In locations where rents sit between €15 and €20 per square metre, refurbishment costs cannot be carried. Incentive packages currently exceed 50% in these markets, and once fit-out contributions are added, income disappears. La Pierre's term for what has happened to capital deployed in peripheral locations during the low-rate era: "capital annihilation." On the prospect of a cavalry-led market recovery rescuing those positions: "They ain't coming."
The reckoning deferred
Many of those assets remain on institutional balance sheets at values that could not be realised in a sale. Karin Diedrich of ARAG SE put a target ceiling of 20–30% on office within a healthy real estate portfolio — but reaching it requires transacting assets in a market where liquidity for weaker stock has largely gone. The write-downs are still in the books. The adjustment is still under way.

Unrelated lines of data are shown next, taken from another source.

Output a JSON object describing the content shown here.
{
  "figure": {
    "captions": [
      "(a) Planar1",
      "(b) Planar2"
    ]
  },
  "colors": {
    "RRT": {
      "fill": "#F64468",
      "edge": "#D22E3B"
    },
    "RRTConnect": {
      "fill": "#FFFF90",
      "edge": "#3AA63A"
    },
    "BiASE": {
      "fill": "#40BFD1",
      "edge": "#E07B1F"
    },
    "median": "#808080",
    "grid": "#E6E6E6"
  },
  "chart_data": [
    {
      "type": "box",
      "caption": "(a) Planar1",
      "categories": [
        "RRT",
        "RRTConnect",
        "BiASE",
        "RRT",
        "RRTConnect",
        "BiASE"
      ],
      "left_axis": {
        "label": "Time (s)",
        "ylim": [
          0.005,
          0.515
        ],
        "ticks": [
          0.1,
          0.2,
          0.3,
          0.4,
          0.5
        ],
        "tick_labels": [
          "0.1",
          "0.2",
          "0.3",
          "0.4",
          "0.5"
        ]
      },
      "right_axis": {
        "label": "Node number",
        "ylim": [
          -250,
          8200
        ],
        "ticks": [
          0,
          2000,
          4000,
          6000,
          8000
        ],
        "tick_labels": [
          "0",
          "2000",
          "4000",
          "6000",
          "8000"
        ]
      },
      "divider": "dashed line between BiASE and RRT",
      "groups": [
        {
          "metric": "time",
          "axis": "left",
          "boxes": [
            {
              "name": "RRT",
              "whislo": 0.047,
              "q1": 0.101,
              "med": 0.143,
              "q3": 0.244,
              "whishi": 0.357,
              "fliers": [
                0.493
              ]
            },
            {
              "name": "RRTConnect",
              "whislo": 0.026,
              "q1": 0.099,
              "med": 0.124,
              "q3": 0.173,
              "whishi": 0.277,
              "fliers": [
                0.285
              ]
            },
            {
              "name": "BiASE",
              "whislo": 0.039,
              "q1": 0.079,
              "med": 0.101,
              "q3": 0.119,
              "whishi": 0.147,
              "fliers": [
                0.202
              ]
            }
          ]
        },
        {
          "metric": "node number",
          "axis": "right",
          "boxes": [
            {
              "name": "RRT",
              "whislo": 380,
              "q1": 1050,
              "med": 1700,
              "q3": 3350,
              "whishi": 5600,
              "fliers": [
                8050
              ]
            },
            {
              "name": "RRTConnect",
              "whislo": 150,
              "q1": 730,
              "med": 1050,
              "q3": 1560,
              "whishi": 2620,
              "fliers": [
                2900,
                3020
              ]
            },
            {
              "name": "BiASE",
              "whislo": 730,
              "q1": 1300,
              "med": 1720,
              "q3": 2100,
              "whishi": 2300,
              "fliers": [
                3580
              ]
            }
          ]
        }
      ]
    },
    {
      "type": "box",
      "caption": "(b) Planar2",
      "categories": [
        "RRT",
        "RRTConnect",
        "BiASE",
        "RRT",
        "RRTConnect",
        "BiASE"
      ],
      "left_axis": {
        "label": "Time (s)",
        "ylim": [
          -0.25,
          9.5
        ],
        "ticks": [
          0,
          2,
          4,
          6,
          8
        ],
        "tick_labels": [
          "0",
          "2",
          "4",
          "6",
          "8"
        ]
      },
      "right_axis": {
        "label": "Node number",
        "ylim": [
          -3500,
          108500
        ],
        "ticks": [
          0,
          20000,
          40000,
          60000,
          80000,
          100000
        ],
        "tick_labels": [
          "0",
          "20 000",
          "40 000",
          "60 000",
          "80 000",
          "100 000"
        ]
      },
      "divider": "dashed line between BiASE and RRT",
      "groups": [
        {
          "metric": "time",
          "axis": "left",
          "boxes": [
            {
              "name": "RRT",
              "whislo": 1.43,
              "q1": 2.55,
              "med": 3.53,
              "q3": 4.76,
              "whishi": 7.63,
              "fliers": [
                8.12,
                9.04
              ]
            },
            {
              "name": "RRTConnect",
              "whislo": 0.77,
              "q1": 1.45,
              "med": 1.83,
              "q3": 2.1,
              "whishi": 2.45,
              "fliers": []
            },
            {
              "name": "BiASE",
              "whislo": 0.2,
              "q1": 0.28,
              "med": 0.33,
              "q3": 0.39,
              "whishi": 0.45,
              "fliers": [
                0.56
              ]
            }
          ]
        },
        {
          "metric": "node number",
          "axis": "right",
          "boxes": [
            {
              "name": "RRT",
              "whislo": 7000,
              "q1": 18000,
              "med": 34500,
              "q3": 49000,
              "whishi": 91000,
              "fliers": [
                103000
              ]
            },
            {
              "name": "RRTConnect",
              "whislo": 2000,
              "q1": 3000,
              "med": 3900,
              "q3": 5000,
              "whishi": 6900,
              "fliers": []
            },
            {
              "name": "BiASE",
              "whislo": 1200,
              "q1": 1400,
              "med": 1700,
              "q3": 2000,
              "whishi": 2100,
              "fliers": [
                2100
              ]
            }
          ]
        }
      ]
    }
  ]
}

The panel's closing question sharpened the picture. Asked where each panellist would put €50 million in European office today, the answers converged fast. Vandeginste: Amsterdam, where zero new supply over the next three to four years makes the arithmetic straightforward. La Pierre: Amsterdam, same reasoning. Bull-Diamond chose differently. "The City of London. Despite political turmoil and economic uncertainty — London is not the UK. It's its own little ecosystem. It has growth, and it has supply constraints."
Four panellists. Two cities. Three direct answers. Clear conviction.
Office has not ceased to be an investable asset class. But it has ceased to be a broad one. The question is no longer whether office works, but where. And the answer to that is narrowing.